Of course, it is not just tax cuts (or Nigella, or late-life climate crisis denial) that Nigel Lawson is famous for. In an article for the Mail on Sunday a few weeks ago, Hunt wrote: “Just as Nigel Lawson positioned the City of London for the finance boom in the 1980s, this period of Conservative government has seen the UK positioned for the massive technological boom we’re set to see in the coming years.”

This is an extraordinary claim. If this government has done anything to “position” the British economy as a tech world leader it has passed me and British industry by too. No Big Bang of Britain’s tech industries is expected, which is probably just as well because before Lawson died last year, even he was admitting that his Big Bang, the deregulation of the City and the country’s financial services industries that he oversaw in 1986, was a direct if unintended cause of the 2008 credit crunch. 

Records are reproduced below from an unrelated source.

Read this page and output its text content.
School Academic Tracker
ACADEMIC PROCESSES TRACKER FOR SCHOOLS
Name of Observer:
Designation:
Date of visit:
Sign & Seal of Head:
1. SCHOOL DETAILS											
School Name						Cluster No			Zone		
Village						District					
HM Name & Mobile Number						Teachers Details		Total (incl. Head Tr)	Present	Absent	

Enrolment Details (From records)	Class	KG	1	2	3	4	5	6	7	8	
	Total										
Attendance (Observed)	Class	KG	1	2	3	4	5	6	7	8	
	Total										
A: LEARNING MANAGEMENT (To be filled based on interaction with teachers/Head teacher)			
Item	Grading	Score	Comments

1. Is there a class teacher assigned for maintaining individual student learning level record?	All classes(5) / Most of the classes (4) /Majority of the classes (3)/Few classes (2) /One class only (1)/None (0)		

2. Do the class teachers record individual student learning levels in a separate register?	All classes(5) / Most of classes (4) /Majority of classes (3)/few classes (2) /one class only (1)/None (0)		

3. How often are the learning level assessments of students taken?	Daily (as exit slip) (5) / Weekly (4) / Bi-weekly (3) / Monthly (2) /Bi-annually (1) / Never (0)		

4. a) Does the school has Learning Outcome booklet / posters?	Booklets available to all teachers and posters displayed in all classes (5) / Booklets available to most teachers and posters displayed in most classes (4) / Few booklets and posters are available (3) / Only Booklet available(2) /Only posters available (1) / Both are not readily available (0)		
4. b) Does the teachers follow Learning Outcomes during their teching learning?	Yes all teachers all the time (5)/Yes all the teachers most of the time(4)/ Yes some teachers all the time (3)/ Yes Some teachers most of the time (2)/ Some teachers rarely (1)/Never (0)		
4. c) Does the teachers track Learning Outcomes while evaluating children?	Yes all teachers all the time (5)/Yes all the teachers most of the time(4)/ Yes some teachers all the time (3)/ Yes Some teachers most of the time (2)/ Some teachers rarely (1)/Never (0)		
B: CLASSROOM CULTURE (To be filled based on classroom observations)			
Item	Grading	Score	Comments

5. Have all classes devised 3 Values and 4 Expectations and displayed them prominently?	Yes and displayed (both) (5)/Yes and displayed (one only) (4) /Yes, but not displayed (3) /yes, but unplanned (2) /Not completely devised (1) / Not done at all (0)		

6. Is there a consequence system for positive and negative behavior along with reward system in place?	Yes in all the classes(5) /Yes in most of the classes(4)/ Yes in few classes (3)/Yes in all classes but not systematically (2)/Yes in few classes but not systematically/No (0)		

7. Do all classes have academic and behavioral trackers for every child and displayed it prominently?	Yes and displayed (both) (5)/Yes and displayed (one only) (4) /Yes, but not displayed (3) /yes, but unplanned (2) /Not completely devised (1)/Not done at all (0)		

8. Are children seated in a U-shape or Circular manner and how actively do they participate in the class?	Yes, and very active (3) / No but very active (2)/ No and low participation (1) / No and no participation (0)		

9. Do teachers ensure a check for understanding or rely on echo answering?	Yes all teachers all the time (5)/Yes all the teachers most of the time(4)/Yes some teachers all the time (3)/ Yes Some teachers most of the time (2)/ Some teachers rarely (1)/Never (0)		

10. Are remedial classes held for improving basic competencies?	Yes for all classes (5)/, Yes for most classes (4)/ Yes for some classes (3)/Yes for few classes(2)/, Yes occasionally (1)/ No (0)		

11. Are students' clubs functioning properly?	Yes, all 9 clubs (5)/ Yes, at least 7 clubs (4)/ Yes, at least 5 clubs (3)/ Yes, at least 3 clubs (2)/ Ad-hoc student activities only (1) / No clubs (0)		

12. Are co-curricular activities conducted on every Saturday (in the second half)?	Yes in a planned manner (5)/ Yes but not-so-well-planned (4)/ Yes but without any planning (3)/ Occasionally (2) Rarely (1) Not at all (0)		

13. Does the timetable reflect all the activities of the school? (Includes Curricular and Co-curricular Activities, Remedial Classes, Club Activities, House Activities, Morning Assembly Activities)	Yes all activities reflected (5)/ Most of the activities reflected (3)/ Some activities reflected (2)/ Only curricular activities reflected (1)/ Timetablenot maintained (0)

Britain has some impressive tech companies but the idea that we are a world leader in new tech and that a small cut in headline tax rates is going to lead to a revolution in British industry is fanciful.

America, China, Japan, Taiwan and even parts of the EU are at the cutting edge of new technologies. They are pouring hundreds of billions into research and development, new factories, new industries, new infrastructure, and new investment. Battery factories, microchip labs and solar panel plants are springing up everywhere.

Meanwhile Britain does not have a proper industrial strategy, is behind in the battery boom and is seeing its tech companies floating in New York, not here. We will innovate and we will adapt, but we will not be major players.

Neither are we going to get Lawson-style tax cuts, not least because we are paying more in tax than since the second world war with more rises to come. When the chancellor lowers income tax or VAT, he will be bribing people with their own money. He also hints that lower corporation tax is the way to encourage growth, this from a government that has just increased it from 19% to 25%. 

It is bad enough that the government seems to have forgotten that Nigel Lawson oversaw a boom and bust economy with dire consequences. But to “forget” that it is increasing company and personal taxation and then boast that it is cutting it is beyond satire. 

Lawson was at least running a small budget surplus when he cut income tax rates. The current chancellor is borrowing tens of billions a year and the overall debt level is near 100% of UK GDP. Any cuts to taxes will be paid for with money that should be used to reduce debt or money that could be far better spent on the NHS or defence, or infrastructure, or flood defences or even developing tech industries. 

But then Hunt and Rishi Sunak’s top priority is not being sensible with the British economy. It is creating enough headline hype to swing the election, and damn the consequences.